In other words, I wand to add some data points with error bars to a scatter plot.
This question is almost what I want. But I would be ok with bars instead of boxes and I wonder if in that case there is a built-in way to do it with less effort.
Any suggestions on how to do that?
Once you realize that line segments will probably suffice for your purpose (and may be less ugly than the usual error bars with the whiskers, depending on the number of points), you can do something pretty simple (which applies to probably any plotting package, not just MATLAB).
Just plot a scatter, then write a loop to plot all line-segments you want corresponding to error bars (or do it in the opposite order like I did with error bars first then the scatter plot, depending if you want your dots or your error bars on top).
Here is the simple MATLAB code, along with an example figure showing error bars in two dimensions (sorry for the boring near-linearity):
As you can see, you can plot error bars for each axis in different colors to aid in visualization.
function scatterError(x, y, xe, ye, varargin)

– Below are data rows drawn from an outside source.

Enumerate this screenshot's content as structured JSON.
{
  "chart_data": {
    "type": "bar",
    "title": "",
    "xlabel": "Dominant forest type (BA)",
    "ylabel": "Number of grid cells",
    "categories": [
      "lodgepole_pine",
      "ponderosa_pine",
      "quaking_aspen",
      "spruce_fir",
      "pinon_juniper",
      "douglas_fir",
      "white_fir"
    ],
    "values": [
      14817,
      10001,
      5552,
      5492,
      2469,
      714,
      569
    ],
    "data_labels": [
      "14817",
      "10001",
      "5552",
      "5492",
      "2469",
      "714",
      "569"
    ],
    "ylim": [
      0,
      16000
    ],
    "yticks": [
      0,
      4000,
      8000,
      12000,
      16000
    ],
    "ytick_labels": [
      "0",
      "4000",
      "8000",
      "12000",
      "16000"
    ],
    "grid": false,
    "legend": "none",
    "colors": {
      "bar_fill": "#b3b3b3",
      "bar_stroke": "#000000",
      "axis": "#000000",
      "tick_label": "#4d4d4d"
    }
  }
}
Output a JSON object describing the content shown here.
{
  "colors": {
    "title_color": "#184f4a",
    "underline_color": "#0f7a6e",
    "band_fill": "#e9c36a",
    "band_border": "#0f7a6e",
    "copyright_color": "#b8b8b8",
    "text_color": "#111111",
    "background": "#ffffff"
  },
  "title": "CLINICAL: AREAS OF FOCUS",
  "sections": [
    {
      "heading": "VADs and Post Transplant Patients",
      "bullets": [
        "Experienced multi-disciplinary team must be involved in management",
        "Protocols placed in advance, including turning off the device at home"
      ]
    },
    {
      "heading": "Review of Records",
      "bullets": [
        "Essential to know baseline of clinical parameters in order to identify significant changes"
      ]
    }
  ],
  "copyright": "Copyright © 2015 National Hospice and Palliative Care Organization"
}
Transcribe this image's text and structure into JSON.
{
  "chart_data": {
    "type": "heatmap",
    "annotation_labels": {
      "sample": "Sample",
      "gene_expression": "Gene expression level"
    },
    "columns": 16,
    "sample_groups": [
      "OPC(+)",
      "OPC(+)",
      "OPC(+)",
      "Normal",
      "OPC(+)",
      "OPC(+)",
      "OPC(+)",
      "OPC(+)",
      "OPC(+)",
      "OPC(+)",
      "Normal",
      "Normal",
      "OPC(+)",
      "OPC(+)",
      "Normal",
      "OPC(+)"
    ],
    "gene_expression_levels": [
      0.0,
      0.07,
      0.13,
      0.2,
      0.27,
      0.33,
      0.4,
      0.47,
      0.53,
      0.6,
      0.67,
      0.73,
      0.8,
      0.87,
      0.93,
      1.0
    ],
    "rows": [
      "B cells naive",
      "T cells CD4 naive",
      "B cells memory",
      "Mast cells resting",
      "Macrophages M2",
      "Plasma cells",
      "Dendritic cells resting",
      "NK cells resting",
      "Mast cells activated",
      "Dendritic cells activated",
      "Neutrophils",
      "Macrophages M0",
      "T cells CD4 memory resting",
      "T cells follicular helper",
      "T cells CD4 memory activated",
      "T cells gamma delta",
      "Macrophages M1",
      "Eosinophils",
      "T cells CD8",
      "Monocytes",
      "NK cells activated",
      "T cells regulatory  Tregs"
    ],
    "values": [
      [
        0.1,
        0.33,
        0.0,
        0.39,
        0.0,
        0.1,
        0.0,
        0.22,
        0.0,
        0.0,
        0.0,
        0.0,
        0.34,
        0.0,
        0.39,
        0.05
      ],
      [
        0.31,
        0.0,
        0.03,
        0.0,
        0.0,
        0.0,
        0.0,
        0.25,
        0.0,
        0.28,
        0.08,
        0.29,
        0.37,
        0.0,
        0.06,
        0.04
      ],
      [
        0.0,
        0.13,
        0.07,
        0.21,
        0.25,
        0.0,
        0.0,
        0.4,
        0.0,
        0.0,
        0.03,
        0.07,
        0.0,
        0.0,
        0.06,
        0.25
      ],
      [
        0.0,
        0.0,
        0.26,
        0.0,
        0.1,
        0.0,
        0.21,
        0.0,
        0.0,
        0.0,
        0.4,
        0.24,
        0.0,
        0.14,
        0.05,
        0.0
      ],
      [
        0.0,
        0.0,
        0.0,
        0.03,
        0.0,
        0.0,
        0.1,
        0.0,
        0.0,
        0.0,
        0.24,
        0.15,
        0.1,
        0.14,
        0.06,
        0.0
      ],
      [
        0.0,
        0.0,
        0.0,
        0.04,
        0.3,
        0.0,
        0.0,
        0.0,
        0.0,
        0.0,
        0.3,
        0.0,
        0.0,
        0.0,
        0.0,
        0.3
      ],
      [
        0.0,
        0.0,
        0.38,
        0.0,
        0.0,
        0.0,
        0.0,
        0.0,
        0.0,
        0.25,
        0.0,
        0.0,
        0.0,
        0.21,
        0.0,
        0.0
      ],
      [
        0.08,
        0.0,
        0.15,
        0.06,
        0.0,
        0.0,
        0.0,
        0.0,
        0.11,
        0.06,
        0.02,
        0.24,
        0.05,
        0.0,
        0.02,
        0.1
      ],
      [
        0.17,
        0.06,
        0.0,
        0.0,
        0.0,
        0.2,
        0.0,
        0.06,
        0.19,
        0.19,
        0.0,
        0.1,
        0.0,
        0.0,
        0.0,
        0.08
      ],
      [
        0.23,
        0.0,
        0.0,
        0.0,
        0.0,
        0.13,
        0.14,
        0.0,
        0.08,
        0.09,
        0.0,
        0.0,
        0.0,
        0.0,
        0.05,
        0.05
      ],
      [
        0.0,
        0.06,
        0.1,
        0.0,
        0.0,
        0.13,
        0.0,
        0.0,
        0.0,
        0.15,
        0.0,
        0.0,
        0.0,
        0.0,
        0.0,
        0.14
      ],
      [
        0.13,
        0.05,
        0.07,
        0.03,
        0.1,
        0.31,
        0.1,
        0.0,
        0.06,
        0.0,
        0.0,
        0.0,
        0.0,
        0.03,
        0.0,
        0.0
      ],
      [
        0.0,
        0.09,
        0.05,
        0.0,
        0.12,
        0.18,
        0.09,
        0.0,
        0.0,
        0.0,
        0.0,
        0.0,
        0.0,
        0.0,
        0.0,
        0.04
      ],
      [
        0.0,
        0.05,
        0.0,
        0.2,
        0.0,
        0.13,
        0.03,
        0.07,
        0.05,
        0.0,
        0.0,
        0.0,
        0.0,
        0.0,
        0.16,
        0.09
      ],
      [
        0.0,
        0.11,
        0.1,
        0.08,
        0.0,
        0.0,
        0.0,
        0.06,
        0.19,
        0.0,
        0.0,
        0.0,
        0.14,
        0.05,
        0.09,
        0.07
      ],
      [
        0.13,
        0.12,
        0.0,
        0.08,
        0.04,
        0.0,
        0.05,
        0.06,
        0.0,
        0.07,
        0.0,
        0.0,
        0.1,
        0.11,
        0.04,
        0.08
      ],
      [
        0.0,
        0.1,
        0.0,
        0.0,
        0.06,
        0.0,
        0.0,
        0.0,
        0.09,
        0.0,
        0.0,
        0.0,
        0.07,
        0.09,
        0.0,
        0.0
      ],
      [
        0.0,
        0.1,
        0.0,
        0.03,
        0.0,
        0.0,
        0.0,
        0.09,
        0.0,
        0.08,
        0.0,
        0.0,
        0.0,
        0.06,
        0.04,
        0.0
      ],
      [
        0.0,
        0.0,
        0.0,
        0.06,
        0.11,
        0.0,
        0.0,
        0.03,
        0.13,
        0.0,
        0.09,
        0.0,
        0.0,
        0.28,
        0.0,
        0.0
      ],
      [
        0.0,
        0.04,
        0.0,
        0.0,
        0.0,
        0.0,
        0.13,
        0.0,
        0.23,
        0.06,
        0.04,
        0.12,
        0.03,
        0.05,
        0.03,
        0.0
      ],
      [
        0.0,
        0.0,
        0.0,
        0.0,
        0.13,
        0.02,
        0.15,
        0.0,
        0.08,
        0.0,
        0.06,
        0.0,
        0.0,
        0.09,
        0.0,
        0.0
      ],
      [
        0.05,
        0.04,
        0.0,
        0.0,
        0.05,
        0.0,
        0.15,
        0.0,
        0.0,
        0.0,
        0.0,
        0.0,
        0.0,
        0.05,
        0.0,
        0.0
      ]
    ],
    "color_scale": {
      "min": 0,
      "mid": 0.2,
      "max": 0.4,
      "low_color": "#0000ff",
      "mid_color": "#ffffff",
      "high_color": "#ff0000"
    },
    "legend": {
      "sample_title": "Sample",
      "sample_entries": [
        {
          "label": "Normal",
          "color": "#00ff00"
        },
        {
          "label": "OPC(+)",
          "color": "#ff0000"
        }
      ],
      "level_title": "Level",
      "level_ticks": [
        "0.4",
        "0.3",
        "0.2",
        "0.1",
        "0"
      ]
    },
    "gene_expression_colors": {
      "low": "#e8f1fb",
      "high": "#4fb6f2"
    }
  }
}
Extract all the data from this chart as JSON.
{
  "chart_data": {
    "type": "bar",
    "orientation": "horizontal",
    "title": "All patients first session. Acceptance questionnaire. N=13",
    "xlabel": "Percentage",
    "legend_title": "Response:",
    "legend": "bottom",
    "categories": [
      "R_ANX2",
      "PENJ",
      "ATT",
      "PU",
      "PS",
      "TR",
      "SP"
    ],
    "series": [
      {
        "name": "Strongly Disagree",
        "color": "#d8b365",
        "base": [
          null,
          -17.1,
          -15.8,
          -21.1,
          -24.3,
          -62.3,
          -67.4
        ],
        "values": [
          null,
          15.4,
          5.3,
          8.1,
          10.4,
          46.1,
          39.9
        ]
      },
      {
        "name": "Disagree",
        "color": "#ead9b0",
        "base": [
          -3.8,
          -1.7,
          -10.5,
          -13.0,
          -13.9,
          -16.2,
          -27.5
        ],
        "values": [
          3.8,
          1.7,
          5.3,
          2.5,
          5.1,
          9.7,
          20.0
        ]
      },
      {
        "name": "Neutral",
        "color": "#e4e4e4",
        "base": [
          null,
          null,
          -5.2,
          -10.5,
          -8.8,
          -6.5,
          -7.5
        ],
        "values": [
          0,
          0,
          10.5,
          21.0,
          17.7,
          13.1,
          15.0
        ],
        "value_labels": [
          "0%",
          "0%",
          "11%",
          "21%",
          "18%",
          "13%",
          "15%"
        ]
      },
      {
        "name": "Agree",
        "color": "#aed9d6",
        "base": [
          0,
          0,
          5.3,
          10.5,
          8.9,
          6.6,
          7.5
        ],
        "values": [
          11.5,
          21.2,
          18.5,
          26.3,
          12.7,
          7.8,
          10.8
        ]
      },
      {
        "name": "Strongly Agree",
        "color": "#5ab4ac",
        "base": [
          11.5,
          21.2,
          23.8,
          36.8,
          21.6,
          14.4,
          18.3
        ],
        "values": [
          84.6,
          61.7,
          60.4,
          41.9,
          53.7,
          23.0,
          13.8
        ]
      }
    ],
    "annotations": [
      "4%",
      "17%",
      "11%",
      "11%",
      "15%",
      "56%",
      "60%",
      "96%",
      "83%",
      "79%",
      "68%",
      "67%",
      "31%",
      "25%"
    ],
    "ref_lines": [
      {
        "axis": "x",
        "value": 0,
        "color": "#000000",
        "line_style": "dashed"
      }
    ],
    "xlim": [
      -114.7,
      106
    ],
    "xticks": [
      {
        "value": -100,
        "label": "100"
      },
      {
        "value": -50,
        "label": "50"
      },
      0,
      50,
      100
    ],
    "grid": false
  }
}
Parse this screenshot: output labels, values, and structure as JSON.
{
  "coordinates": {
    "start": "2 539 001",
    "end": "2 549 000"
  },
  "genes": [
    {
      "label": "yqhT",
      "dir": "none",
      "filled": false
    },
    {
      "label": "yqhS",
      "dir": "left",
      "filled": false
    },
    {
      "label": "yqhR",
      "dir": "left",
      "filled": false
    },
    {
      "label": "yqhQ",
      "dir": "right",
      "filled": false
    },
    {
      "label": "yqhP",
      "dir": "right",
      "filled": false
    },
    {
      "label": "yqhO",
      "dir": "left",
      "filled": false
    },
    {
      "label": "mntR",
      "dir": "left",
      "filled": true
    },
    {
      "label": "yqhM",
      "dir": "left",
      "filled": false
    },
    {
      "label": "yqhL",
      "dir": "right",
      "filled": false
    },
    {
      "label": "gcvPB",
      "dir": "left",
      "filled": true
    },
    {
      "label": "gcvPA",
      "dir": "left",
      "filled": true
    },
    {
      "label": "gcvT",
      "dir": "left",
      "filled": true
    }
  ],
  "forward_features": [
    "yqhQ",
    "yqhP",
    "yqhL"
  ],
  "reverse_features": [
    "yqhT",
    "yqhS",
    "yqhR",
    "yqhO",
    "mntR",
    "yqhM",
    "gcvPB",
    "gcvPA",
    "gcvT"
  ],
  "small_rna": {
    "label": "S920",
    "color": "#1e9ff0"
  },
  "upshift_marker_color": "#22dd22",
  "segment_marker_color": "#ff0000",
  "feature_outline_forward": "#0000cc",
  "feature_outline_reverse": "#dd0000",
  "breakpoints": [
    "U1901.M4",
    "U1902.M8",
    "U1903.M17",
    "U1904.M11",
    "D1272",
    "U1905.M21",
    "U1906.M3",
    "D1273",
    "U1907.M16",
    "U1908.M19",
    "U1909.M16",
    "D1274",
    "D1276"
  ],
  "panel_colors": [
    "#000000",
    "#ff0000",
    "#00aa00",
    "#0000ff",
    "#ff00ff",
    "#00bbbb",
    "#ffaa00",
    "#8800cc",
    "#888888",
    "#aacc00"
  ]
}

%Brandon Barker 01/20/2014
nD = length(x);
%Make these defaults later:
dotColor = [1 0.3 0.3]; % conservative pink
yeColor = [0, 0.4, 0.8]; % bright navy blue
xeColor = [0.35, 0.35, 0.35]; % not-too-dark grey
dotSize = 23;
figure();
set(gcf, 'Position', get(0,'Screensize')); % Maximize figure.
set(gca, 'FontSize', 23);
hold all;
for i = 1:nD
plot([(x(i) - xe(i)) (x(i) + xe(i))], [y(i) y(i)], 'Color', xeColor);
plot([x(i) x(i)], [(y(i) - ye(i)) (y(i) + ye(i))], 'Color', yeColor);
end
scatter(x, y, dotSize, repmat(dotColor, nD, 1));
set(gca, varargin{:});
axis square;
With some extra work, it wouldn't be too hard to add whiskers to your error bars if you really want them.
If you are not too picky about what the graph looks like and are looking for performance, a builtin function is indeed often a good choice.
My first thought would be to try using a boxplot, it has quite a lot of options so probably one combination of them will give you the result you need.
Sidenote: At first sight the answer you referred to does not look very inefficient so you may have to manage your expectations when it comes to achievable speedups.